Can't say about a ram but I have 410 in my ford cab and chassis and wouldn't want anything else. My father has a 05 dodge with Cummins and auto and it has a hard time pulling off loaded.


----------



## JD3430

I have 4.88's in my 550. 4.30's way better......


----------



## JD3430

LaneFarms said:


> Can't say about a ram but I have 410 in my ford cab and chassis and wouldn't want anything else. My father has a 05 dodge with Cummins and auto and it has a hard time pulling off loaded.


What you're probably feeling there with the '05 Dodge is that when you first pull out with an auto and a heavy load, is that the torque converter doesn't lock in first gear. The TC in older transmissions wouldn't lock until OD! Then better auto transmissions were developed that more resemble a small Allison-type transmission. They would lock the TC in gears 2-6. This makes the automatic more like a manual transmission, plus it allows downshifting and locking of the TC more like a manual transmission. 
The newer automatic transmissions are excellent. They automatically shift, but they lock their clutches like a manual transmission and they downshift to give you that engine braking feel when stopping a heavy load. 
First gear remains unlocked so the truck won't stall when you come to a stop.


----------



## endrow

JD3430 said:


> What you're probably feeling there with the '05 Dodge is that when you first pull out with an auto and a heavy load, is that the torque converter doesn't lock in first gear. The TC in older transmissions wouldn't lock until OD! Then better auto transmissions were developed that more resemble a small Allison-type transmission. They would lock the TC in gears 2-6. This makes the automatic more like a manual transmission, plus it allows downshifting and locking of the TC more like a manual transmission.
> The newer automatic transmissions are excellent. They automatically shift, but they lock their clutches like a manual transmission and they downshift to give you that engine braking feel when stopping a heavy load.
> First gear remains unlocked so the truck won't stall when you come to a stop.


Yes and if you get a Chevy it wont kind of work like an Allison-type it will be an Allison


----------



## mlappin

Bonfire said:


> And the clutch and dual mass flywheel won't hold up. I ended up putting a South Bend dual disk clutch in mine.

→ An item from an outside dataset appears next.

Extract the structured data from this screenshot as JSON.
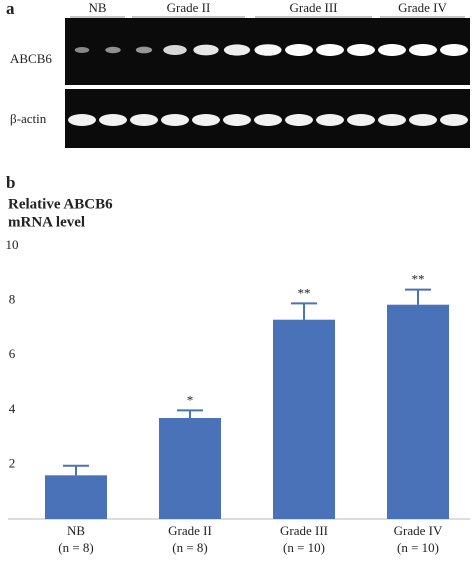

Good stuff there, I can be at South Bend Clutch in about 25 minutes, have em rebuild all the farm stuff.


----------



## Dill

When my clutch crapped out I went with a big single from TN Clutch. Really happy with their service. I had mouse nests full of hay on the pressure plate. The first clutch change is expensive with the new flywheel. I do get some droning now without the dual mass but the clutch works much better.


----------



## MtnHerd

If you are not pulling much I would go with the 3:73. My dad has 99 Cummings with 4:10 and 5 speed manual and it does great in the mountains around here, but if you ever drop off the mountain and hit interstate you wished you had a couple of more gears. I have a 03 Duramax with Allison 5 speed with 4:10 and it does well both places due to better gear spacing. I wouldn't want anything other than 4:10 for as much as we pull, but with the amount of power the new Cummins puts out and not towing all the time, I would go 3:73 without hesitation.


----------



## DYNOBOB

I'd definitely go with 3.73. With the 6sp you can always grab a lower gear towing heavy. If you planned to add 35s or 37s then maybe I'd get 4.10. I have 3.73 in my Cummins megacab.


----------



## mx113

I had a 2012 4500 cab and chassis truck and traded it for a 2014 3500 standard dually. I would never recommend anyone buy a cab and chassis truck after owning both. The cab and chassis trucks are seriously detuned and you will be able to tell a big difference when towing. Either will get the job done, but I'll never go back to a ram c&c. I had a 4.88 aisen in the 4500 and now have a 3.73 aisen in the 3500. 4.88 was nice on the farm, but was terrible out on the road. It revved like crazy just trying to run interstate speeds. The 3.73 is just right as far as I am concerned. I also have a 2013 with a 3.42 manual. It is a great truck, but again ram detunes the manual transmission trucks and you can tell the difference. Again any of the combos will get the job done, but my recommendation would be a standard dually w/ aisen 3.73. Just one mans opinion, but I have tried several setups.


----------



## socohay

2011 dodge ram 3500 4x4 with 3.73 here for work and i mean work. From the flats to the mountain pass, i have not been able to bog it down yet. Was not real confident in automatic transmission at first, but it has earned my confidence. We haul everything from cattle to hay to equipment. Have pushed it right to edge of max load and it flat gets the job done. Empty will get out and cover ground, only limiting factor is speed limit and fuel consumption budget!


----------



## JD3430

socohay said:


> 2011 dodge ram 3500 4x4 with 3.73 here for work and i mean work. From the flats to the mountain pass, i have not been able to bog it down yet. Was not real confident in automatic transmission at first, but it has earned my confidence. We haul everything from cattle to hay to equipment. Have pushed it right to edge of max load and it flat gets the job done. Empty will get out and cover ground, only limiting factor is speed limit and fuel consumption budget!


Im listening to your comments closely. I have looked at the Dodge towing specs-impressive.

One thing I cant understand is why the 3500 pickup has a higher tow rating than the 5500 cab chassis built to the hilt.

Looks like a 3500 pickup can be equipped to a GCWR of 39,000lbs.

Thats amazing.

I cant understand how this can be done with 4.10 rears versus a 5500 with 4.88 rears.


----------